Summary
In State v. Towery, 300 S.C. 86, 386 S.E.2d 462 (1989), we held an indictment which alleged the defendant "did traffic in cocaine by willfully, unlawfully and knowingly having in his possession a quantity of cocaine" was sufficient to confer subject matter jurisdiction notwithstanding its failure to specify the quantity of cocaine alleged to be in defendant's possession.
Summary of this case from Granger v. StateOpinion
23108
Heard October 30, 1989.
Decided December 4, 1989.
Asst. Appellate Defender Joseph L. Savitz, III, of S.C. Office of Appellate Defense, Columbia, for appellant. Atty. Gen. T. Travis Medlock, Asst. Attys. Gen. Harold M. Coombs, Jr., and Norman Mark Rapoport, Columbia, and Sol. William L. Ferguson, York, for respondent.
Heard Oct. 30, 1989.
Decided Dec. 4, 1989.
Appellant Thomas Leon Towery was indicted under an indictment which alleged that he "did traffic in cocaine by willfully, unlawfully and knowingly having in his possession a quantity of cocaine." Prior to trial, by agreement of counsel for the state and counsel for the appellant, the indictment was amended to reflect that the quantity of cocaine was "in excess of 100 grams but less than 200 grams." The appellant was convicted of trafficking in cocaine, and the trial court imposed a sentence of twenty-five (25) years imprisonment and a fine of Twenty-five Thousand ($25,000) Dollars. We affirm.
The appellant contends that the trial court lacked jurisdiction to sentence him for trafficking in cocaine because the indictment returned by the grand jury failed to specify the quantity of cocaine in appellant's possession. We disagree.

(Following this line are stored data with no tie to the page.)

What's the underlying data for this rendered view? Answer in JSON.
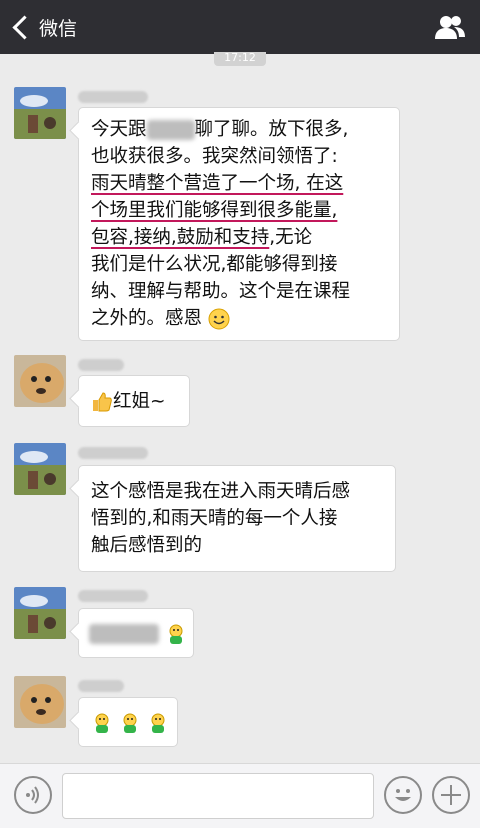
{
  "header": {
    "back_label": "微信",
    "back_icon": "chevron-left-icon",
    "contacts_icon": "people-icon",
    "time": "17:12"
  },
  "messages": [
    {
      "lines": [
        [
          "今天跟",
          "BLUR",
          "聊了聊。放下很多,"
        ],
        [
          "也收获很多。我突然间领悟了:"
        ],
        [
          "雨天晴整个营造了一个场, 在这"
        ],
        [
          "个场里我们能够得到很多能量,"
        ],
        [
          "包容,接纳,鼓励和支持",
          ",无论"
        ],
        [
          "我们是什么状况,都能够得到接"
        ],
        [
          "纳、理解与帮助。这个是在课程"
        ],
        [
          "之外的。感恩",
          "SMILE"
        ]
      ]
    },
    {
      "text": "红姐~"
    },
    {
      "lines": [
        [
          "这个感悟是我在进入雨天晴后感"
        ],
        [
          "悟到的,和雨天晴的每一个人接"
        ],
        [
          "触后感悟到的"
        ]
      ]
    }
  ],
  "emoji_names": [
    "thumbs-up-icon",
    "smile-icon",
    "green-person-icon"
  ],
  "bottom": {
    "voice_icon": "voice-icon",
    "emoji_icon": "emoji-icon",
    "plus_icon": "plus-icon"
  },
  "colors": {
    "topbar": "#2e2e33",
    "background": "#ebebeb",
    "underline": "#c2185b"
  }
}
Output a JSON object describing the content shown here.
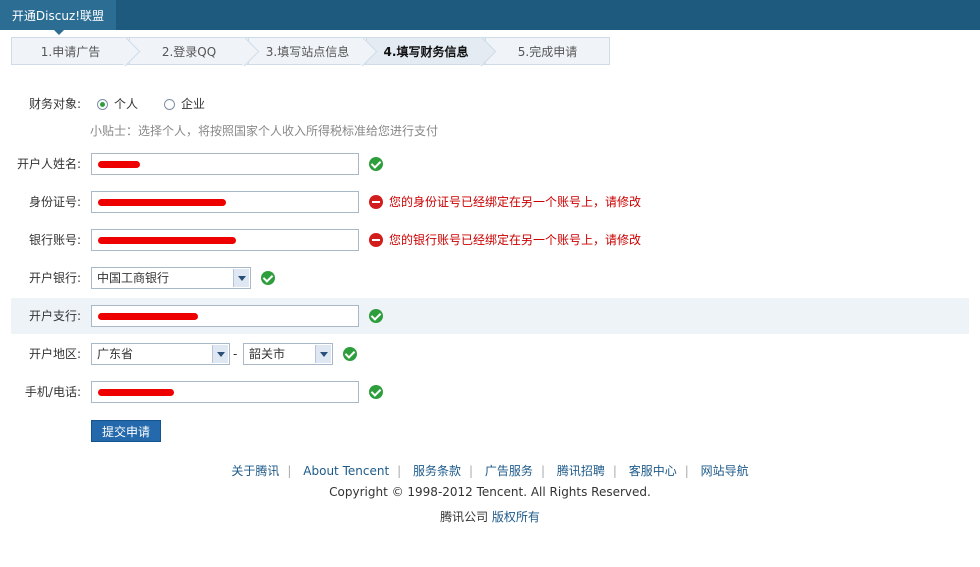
{
  "header": {
    "tab_label": "开通Discuz!联盟"
  },
  "steps": [
    {
      "label": "1.申请广告",
      "active": false
    },
    {
      "label": "2.登录QQ",
      "active": false
    },
    {
      "label": "3.填写站点信息",
      "active": false
    },
    {
      "label": "4.填写财务信息",
      "active": true
    },
    {
      "label": "5.完成申请",
      "active": false
    }
  ],
  "form": {
    "finance_target": {
      "label": "财务对象:",
      "options": [
        {
          "label": "个人",
          "selected": true
        },
        {
          "label": "企业",
          "selected": false
        }
      ],
      "tip": "小贴士：选择个人，将按照国家个人收入所得税标准给您进行支付"
    },
    "account_name": {
      "label": "开户人姓名:",
      "value": "",
      "status": "ok"
    },
    "id_number": {
      "label": "身份证号:",
      "value": "",
      "status": "error",
      "error": "您的身份证号已经绑定在另一个账号上，请修改"
    },
    "bank_account": {
      "label": "银行账号:",
      "value": "",
      "status": "error",
      "error": "您的银行账号已经绑定在另一个账号上，请修改"
    },
    "bank": {
      "label": "开户银行:",
      "value": "中国工商银行",
      "status": "ok"
    },
    "branch": {
      "label": "开户支行:",
      "value": "",
      "status": "ok"
    },
    "region": {
      "label": "开户地区:",
      "province": "广东省",
      "separator": "-",
      "city": "韶关市",
      "status": "ok"
    },
    "phone": {
      "label": "手机/电话:",
      "value": "",
      "status": "ok"
    },
    "submit_label": "提交申请"
  },
  "footer": {
    "links": [
      "关于腾讯",
      "About Tencent",
      "服务条款",
      "广告服务",
      "腾讯招聘",
      "客服中心",
      "网站导航"
    ],
    "copyright": "Copyright © 1998-2012 Tencent. All Rights Reserved.",
    "company": "腾讯公司",
    "company_link": "版权所有"
  },
  "colors": {
    "header_bg": "#1d5a7e",
    "ok": "#2e9e3d",
    "error": "#d21d1d",
    "button": "#2369ac"
  }
}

"An indictment is sufficient if the offense is stated with sufficient certainty and particularity to enable the court to know what judgment to pronounce, the defendant to know what he is called upon to answer, and if an acquittal or a conviction thereon may be pleaded as a bar to any subsequent prosecution." State v. Owens, 293 S.C. 161, 359 S.E.2d 275, 277 (1987). This court finds that the indictment returned by the grand jury fulfilled the criteria enunciated in State v. Owens, supra. We affirm the judgment and sentence of the trial court.
Affirmed.
GREGORY, C.J., and HARWELL, CHANDLER and TOAL, JJ., concur.